A one-dimensional photonic quasicrystal fabricated using chemical vapour deposition
Point-defect localized bound state in the continuum in a two-dimensional photonic crystal
Bound States in the Continuum
Photonic crystals are lattices of dielectric materials, such as glasses or semiconductors, that enable fine control over the properties of light. They are known to possess band gaps, making them act as perfect mirrors for a range of frequencies. These band gaps have traditionally been utilized for trapping light to defects, creating one-dimensional waveguides and zero-dimensional nanocavities. However, the reliance on a band gap limits the choice of materials to those with a sufficiently high refractive index.

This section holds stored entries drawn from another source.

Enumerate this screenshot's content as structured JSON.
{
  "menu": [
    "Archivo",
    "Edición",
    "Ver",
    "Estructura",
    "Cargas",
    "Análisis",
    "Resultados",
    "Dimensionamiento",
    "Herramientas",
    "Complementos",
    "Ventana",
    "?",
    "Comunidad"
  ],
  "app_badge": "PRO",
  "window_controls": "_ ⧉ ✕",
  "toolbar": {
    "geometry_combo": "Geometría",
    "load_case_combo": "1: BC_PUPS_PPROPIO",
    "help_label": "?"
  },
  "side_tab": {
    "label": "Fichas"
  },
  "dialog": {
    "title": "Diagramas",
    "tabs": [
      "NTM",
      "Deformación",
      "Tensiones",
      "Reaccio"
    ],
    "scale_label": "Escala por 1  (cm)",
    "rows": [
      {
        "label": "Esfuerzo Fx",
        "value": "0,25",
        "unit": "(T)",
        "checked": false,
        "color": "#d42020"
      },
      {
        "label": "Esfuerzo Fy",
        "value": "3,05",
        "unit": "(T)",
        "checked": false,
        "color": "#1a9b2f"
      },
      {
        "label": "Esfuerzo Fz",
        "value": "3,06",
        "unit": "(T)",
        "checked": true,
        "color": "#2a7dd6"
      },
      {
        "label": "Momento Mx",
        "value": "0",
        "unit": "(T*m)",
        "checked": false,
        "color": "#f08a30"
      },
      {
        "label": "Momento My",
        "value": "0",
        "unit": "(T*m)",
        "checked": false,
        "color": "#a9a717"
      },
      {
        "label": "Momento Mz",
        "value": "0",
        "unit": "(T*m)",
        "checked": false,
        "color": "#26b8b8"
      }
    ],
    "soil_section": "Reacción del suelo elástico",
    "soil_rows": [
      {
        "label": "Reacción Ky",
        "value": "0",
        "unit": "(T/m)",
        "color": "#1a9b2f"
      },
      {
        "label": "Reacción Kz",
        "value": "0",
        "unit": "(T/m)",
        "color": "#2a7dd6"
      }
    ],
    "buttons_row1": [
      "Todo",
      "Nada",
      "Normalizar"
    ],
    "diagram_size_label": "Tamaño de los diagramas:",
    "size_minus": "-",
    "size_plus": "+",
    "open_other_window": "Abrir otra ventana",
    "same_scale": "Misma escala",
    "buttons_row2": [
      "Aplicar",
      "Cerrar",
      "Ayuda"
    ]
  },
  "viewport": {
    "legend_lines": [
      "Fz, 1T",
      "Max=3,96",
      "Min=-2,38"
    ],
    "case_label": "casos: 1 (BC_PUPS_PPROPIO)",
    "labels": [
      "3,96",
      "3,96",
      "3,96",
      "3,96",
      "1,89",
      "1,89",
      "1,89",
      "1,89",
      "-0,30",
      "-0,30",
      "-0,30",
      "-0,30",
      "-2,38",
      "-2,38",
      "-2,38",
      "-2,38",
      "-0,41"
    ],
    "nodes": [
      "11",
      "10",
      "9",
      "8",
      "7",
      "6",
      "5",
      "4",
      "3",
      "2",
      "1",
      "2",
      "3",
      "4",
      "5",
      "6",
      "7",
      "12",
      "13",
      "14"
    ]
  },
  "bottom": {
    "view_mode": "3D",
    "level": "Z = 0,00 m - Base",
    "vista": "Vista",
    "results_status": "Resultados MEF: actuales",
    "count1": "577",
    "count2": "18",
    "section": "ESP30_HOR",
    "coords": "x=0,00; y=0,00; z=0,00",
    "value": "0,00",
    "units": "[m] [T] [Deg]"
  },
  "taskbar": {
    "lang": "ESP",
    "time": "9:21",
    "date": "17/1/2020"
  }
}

In this work, we propose a new method for trapping light within nanocavities embedded in two-dimensional photonic crystals that lack band gaps. We demonstrate that it is possible to engineer the photonic crystal and nanocavity such that a symmetry mismatch with the photonic crystal's modes prohibits light within the cavity from leaking away. This state of light is an example of a "bound state in the continuum", which is a localized state that co-exists with a continuum of propagating states of the photonic crystal. Furthermore, this state can be utilized to create slow-light modes in complex photonic crystal fibers. Our work enables the construction of nanocavities within photonic crystals made of versatile, low-index materials like glasses and polymers.
We also showed the existence of bound states in the continuum of a photonic crystal slab that lie in a "symmetry bandgap" of a 3D photonic crystal environment within which the slab is embedded.